Indeed, the middle lives of these women—shaped by the ‘dialectic of constraint of freedom’ (p. 9)—are the theme of Islam’s work. In other words, she, in seven short chapters, introduces the reader to young working women—caught as they invariably are in the intersectional web of caste, class, labour, gender and sexuality—whose sense of selves and emergent subjectivities are sculpted through the culture of middle-ness/mid-identification. This novel approach makes the chapters, especially the purely field-narrative ones, a highly engrossing read. The book, with many photos of the city, opens with a section on cast of characters—women in the age group of 19-23 years—followed by an introductory chapter, already discussed above, on the theoretical-methodological framework, brief literature review and aims and objectives of the work. In the five chapters which follow, Islam describes how these women negotiate the rising demands of the labour market on the one hand, and prevalent gender norms in India on the other in their everyday lives. Linking global things, women characters and their subjectivities, the chapters in a temporal sequence, show how ‘these things connect the minutiae of women’s everyday lives to the larger picture of socio-economic transformation in urban India, and development and globalization in the Global South more generally’ (p. 19).
Women’s entry into the world of paid work is a theme tackled in chapters two and three. Islam highlights two crucial resources, using the respective tropes of ‘Madam’ and ‘Fast-Forward’, required by the women to gain access to, not without struggle of course, the new, globalized economic system; one the English language, and two, mobility. The former is contextually deployed to maintain the separate ethos and distinction between work and non-work place, while the latter is skilfully managed, lest its pace disturbs the work-leisure-home balance. The experiential aspects of being engaged in paid work are brought up in chapters four and five. Comprising multiple voices, the narratives in these two chapters share one register, and that is the global culture of commodification and consumption. The two commodities, and their attendant motifs which feature here are smartphones, the ubiquitous object of middle class desire and need, and smart clothing (jeans), again the global symbol of modern, cool dressing. What Islam shows in a nuanced manner, and in line with the broad argument of the book, is the tension—or simultaneous association-dissociation—involved in the consumption of these commodities. The women actors using them consciously distance themselves from acts of profligacy; the keyword for them is ‘moderation’ which must be exercised to avoid social labels of being wasteful (in phone use) and promiscuous (in wearing jeans). The relentless tight rope, middle ground walking with a gendered identity often has its consequences for the women and their work-domestic lives.

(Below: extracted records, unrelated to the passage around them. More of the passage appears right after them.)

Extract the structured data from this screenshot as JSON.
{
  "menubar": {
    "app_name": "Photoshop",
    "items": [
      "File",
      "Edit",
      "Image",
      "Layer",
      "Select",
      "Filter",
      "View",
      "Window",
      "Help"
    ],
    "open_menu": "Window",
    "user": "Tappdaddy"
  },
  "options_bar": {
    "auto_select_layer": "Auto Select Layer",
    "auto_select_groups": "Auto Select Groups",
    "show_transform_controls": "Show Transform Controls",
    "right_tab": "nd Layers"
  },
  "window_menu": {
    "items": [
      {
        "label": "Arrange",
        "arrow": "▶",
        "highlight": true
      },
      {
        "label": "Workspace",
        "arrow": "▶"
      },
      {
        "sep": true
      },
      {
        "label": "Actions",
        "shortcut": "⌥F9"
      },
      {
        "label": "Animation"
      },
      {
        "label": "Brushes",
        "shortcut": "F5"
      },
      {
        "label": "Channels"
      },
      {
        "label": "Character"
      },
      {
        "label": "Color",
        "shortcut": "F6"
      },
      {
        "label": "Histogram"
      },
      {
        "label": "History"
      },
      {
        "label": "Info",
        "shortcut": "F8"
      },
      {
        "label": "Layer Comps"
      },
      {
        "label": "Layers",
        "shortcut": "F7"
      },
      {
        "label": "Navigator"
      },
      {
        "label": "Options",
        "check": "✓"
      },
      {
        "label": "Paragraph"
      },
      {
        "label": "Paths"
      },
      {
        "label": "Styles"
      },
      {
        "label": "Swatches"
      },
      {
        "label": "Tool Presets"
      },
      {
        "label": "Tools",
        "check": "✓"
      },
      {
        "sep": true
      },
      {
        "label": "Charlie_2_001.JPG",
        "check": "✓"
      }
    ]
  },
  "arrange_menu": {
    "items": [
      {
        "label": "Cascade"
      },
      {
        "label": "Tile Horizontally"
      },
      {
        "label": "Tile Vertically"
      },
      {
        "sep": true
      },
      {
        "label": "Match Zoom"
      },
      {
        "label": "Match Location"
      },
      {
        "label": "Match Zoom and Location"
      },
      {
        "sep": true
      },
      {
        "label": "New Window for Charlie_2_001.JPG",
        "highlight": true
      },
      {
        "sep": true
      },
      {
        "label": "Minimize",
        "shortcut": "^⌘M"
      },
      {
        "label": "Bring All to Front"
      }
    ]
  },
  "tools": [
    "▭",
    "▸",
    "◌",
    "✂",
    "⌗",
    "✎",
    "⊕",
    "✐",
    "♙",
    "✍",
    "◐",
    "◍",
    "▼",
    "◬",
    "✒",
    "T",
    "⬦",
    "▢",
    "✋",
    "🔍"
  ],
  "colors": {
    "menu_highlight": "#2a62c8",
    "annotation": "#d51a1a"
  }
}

In chapter six, Islam notes how their lives, in both spaces, are punctuated by acts, even if momentary, of protest, refusal and resignation. However, such defiant acts are only moments of exit rather than actual exit or structural transition in a substantive sense; in this process, the middle space is never abandoned, but continues to be reclaimed and reinforced. The book then, as the final chapter tells us, is about the persistence of the idea and practice of mid-identification in the lives and times of women who, with their otherwise (and ironically) declining numbers, inhabit the peripheries of the economies of the Global South. Islam, to reiterate, has done a fine job and the book is not only suitable for specialized readers but for non-specialized, general ones too.
Nabanipa Bhattacharjee teaches at Sri Venkateswara College, University of Delhi, Delhi.